Jüdisches Leben in Polen steht am 29. November 2018 um 19 Uhr im Mittelpunkt eines Vortrages im Görlitzer Literaturhaus Alte Synagoge

Die Kulturhistorikerin und Germanistin Małgorzata Grzywacz spricht über die Geschichte der Juden und ihre gegenwärtige Situation in unserem östlichen Nachbarland. Bis 1938 wies Polen mit 3,2 Millionen Menschen die größte jüdische Gemeinschaft Europas auf. Nur rund 300.000 Juden überlebten die Shoah. Über 90 Prozent der Überlebenden wanderten aus, besonders als es nach dem Krieg zu Pogromen kam. Nach 1990 ergab sich eine völlig neue Situation: Nachkommen polnisch-jüdischer Familien besuchten die Orte ihrer Vorfahren, orthodoxe Juden die Gräber verehrter Rabbiner.

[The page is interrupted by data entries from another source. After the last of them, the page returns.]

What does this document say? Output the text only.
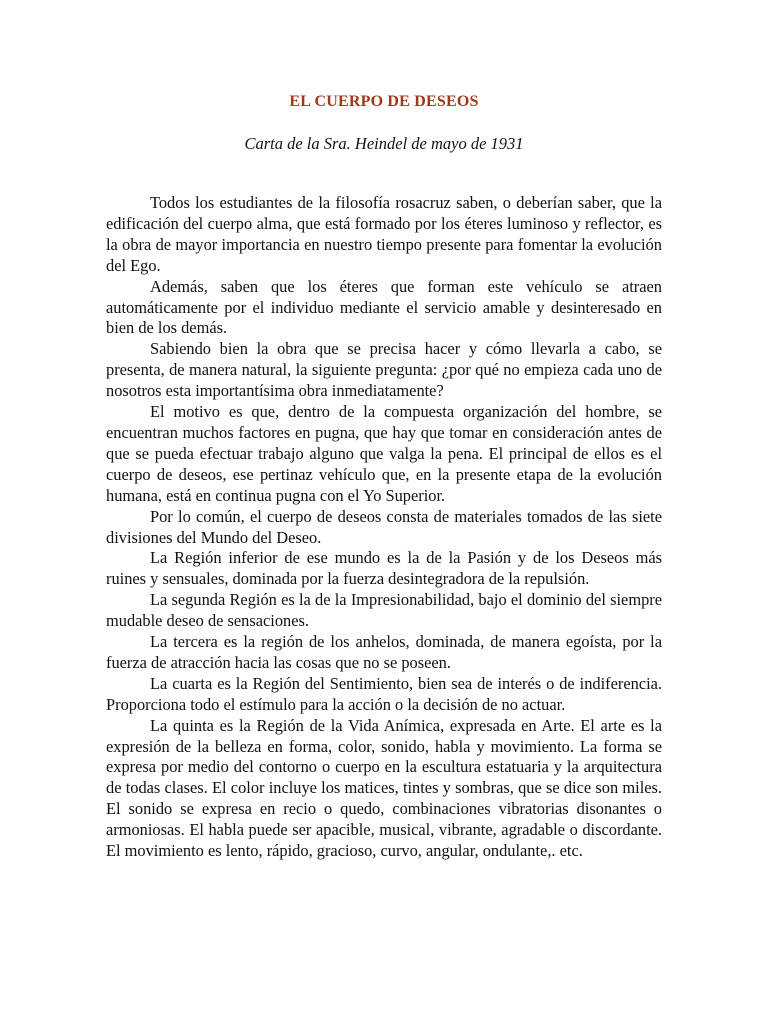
EL CUERPO DE DESEOS

Carta de la Sra. Heindel de mayo de 1931

Todos los estudiantes de la filosofía rosacruz saben, o deberían saber, que la edificación del cuerpo alma, que está formado por los éteres luminoso y reflector, es la obra de mayor importancia en nuestro tiempo presente para fomentar la evolución del Ego.

Además, saben que los éteres que forman este vehículo se atraen automáticamente por el individuo mediante el servicio amable y desinteresado en bien de los demás.

Sabiendo bien la obra que se precisa hacer y cómo llevarla a cabo, se presenta, de manera natural, la siguiente pregunta: ¿por qué no empieza cada uno de nosotros esta importantísima obra inmediatamente?

El motivo es que, dentro de la compuesta organización del hombre, se encuentran muchos factores en pugna, que hay que tomar en consideración antes de que se pueda efectuar trabajo alguno que valga la pena. El principal de ellos es el cuerpo de deseos, ese pertinaz vehículo que, en la presente etapa de la evolución humana, está en continua pugna con el Yo Superior.

Por lo común, el cuerpo de deseos consta de materiales tomados de las siete divisiones del Mundo del Deseo.

La Región inferior de ese mundo es la de la Pasión y de los Deseos más ruines y sensuales, dominada por la fuerza desintegradora de la repulsión.

La segunda Región es la de la Impresionabilidad, bajo el dominio del siempre mudable deseo de sensaciones.

La tercera es la región de los anhelos, dominada, de manera egoísta, por la fuerza de atracción hacia las cosas que no se poseen.

La cuarta es la Región del Sentimiento, bien sea de interés o de indiferencia. Proporciona todo el estímulo para la acción o la decisión de no actuar.

La quinta es la Región de la Vida Anímica, expresada en Arte. El arte es la expresión de la belleza en forma, color, sonido, habla y movimiento. La forma se expresa por medio del contorno o cuerpo en la escultura estatuaria y la arquitectura de todas clases. El color incluye los matices, tintes y sombras, que se dice son miles. El sonido se expresa en recio o quedo, combinaciones vibratorias disonantes o armoniosas. El habla puede ser apacible, musical, vibrante, agradable o discordante. El movimiento es lento, rápido, gracioso, curvo, angular, ondulante,. etc.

Amerikanisch-jüdische Stiftungen ließen Synagogen renovieren und richteten koschere Restaurants für Touristen ein.

Małgorzata Grzywacz ist als wissenschaftliche Mitarbeiterin am Institut für Kulturwissenschaften der Adam Mickiewicz-Universität Poznań/Posen tätig.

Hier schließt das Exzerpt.